Drivers can shop for new insurance by working with their current agent and using the Massachusetts Auto Insurance Program, or they can shop for new insurance through a different agent or through their own research in the competitive marketplace. No one, anywhere in Massachusetts, will lose the right to auto insurance as we create an assigned risk plan that is equitable and fair for everyone. These changes are helping us transform our auto insurance market and make it more flexible and nimble, and best practices in the industry indicate that this type of assigned risk pool provides the best service to high-risk drivers. For drivers in the high-risk category, these changes will create better customer service by allowing them to build a relationship with one company, and in the long run create the opportunity for them to receive better insurance and reap the benefits of the transition to managed competition."

But Roxbury, Mass., agent Jason Calianos, whose family has been in the insurance business in Dudley Square for 55 years, warns that under the changes, many of his customers will soon have to pay 25 percent down on insurance, up from 10 percent under most policies now. That's hundreds of dollars more that is onerous for people living paycheck to paycheck or government benefit check to government benefit check.
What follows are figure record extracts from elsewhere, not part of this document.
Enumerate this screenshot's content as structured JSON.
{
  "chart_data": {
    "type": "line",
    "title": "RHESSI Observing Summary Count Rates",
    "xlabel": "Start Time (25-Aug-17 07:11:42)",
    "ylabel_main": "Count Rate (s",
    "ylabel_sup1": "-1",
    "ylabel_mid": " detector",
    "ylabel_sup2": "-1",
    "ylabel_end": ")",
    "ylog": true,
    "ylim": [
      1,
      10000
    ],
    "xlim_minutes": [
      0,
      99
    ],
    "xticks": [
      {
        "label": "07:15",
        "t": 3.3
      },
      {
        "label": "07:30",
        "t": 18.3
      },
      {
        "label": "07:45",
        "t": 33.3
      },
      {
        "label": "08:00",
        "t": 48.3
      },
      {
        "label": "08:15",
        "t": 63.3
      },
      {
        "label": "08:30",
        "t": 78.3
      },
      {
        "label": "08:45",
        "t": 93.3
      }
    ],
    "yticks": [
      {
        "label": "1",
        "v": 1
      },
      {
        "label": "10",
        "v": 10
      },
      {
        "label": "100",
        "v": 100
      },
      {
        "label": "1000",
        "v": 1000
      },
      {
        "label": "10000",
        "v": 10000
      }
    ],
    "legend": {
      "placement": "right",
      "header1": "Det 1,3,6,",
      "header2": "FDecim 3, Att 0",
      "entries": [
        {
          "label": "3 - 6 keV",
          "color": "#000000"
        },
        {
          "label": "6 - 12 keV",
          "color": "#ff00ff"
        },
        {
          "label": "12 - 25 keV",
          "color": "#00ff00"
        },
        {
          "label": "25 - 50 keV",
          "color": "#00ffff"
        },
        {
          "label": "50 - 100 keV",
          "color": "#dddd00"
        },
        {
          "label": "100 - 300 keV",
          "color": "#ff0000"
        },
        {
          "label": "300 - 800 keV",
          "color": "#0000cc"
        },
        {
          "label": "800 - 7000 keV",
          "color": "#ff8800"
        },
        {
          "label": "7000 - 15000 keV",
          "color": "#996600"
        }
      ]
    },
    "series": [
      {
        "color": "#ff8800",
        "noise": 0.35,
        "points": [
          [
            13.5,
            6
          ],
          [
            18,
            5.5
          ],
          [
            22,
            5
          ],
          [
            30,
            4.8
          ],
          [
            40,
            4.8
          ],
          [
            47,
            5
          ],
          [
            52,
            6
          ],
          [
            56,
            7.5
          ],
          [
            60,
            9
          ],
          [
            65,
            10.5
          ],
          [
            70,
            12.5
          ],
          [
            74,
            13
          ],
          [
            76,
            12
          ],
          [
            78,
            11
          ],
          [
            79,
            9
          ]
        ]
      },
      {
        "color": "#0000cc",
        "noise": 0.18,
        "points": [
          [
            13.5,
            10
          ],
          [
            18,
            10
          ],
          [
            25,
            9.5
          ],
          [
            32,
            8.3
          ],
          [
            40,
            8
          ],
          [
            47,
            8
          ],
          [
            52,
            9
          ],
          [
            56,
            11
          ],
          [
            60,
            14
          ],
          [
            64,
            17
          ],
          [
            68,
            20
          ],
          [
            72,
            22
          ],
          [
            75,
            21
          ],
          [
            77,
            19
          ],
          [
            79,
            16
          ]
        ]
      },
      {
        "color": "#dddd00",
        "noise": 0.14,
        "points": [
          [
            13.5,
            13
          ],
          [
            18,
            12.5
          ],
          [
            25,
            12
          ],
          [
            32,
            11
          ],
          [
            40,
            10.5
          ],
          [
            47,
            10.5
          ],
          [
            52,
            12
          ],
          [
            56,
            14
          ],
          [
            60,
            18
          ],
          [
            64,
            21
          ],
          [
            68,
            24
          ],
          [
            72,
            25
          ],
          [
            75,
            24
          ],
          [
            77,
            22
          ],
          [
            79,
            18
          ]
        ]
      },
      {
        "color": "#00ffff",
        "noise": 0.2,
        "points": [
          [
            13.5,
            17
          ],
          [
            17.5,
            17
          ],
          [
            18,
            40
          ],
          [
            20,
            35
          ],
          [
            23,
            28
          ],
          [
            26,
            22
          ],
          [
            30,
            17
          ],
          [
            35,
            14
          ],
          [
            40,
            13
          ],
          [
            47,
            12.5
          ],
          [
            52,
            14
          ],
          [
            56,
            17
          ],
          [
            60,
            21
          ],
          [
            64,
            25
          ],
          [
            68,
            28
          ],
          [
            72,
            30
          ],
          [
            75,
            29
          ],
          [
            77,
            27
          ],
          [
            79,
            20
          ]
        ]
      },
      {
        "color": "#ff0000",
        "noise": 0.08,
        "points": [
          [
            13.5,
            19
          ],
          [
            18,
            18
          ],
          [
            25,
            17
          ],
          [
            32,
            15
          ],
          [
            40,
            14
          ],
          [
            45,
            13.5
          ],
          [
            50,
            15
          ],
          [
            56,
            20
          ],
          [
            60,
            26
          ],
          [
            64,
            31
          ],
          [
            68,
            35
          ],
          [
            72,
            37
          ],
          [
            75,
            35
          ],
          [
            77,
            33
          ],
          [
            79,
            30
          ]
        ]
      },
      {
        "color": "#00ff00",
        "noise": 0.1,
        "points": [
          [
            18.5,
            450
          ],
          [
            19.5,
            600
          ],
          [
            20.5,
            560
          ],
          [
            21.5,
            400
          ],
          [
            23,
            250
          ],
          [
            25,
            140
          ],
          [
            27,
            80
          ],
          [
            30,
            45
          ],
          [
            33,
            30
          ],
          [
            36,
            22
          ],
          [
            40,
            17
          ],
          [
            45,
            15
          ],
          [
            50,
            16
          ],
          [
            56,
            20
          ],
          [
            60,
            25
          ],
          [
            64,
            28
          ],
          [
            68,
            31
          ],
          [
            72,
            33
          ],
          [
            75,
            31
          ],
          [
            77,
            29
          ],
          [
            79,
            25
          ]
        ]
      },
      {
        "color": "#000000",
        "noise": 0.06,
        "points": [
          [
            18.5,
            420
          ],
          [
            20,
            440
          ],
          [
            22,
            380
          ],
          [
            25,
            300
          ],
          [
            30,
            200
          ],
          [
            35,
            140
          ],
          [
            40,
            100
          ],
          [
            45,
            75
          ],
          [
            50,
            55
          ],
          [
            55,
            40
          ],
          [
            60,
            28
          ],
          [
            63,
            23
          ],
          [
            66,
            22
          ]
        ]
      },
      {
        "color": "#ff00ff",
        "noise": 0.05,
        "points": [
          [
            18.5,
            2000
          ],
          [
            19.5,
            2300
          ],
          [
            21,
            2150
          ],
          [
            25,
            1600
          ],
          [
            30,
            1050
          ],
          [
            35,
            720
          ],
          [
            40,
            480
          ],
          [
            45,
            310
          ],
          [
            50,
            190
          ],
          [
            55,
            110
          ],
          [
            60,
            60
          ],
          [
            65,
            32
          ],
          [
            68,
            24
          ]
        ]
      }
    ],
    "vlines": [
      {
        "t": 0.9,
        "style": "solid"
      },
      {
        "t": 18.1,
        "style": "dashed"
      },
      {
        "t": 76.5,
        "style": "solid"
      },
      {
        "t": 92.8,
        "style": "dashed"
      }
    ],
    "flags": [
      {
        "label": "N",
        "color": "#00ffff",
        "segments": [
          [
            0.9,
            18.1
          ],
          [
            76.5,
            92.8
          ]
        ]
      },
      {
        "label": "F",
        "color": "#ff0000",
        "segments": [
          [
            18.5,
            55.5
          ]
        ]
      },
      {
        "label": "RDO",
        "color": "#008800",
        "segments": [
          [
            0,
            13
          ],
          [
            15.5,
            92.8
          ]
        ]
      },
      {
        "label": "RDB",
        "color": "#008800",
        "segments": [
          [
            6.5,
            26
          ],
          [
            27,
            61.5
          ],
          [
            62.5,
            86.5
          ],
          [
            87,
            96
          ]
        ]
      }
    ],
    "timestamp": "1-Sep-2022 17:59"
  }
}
"You have to pay this big insurance bill now? Something's gotta give. And I think the insurance bill's going to give, and there's going to be people driving without insurance. absolutely.''

Howe: Now, if you live out in the suburbs or rural parts of Massachusetts, why should you care about inner-city residents losing car insurance? Because more accidents involving uninsured drivers means premiums go up for everybody -- including you.

Calianos says, "If you get hit by an uninsured driver, it costs your company more and ultimately it will cost your policy more.''

Burnes has said she's very concerned about injustice but remains convinced this is a good plan. Urban insurers just want her to wait six months and come up with a fairer system.

One analogy to what the Patrick Administration hopes this plan does for uninsured drivers is health coverage for uninsured people. Instead of insurers just paying millions into a welfare-hospital pool, they actually start real business relationships with thousands of individual people.

That means more accountability and more responsibility both ways.

Massachusetts State Senator Jack Hart from South Boston is pushing for legislative action to impose that six-month freeze. Just this month, we saw Commissioner Burnes back away from another controversial plan ... that was to get rid of a state appeal board where you can challenge an insurance company saying an accident is your fault, something NECN covered in this story on business day.

The commissioner does have a track record of at least hearing out and sometimes acting on a public outcry.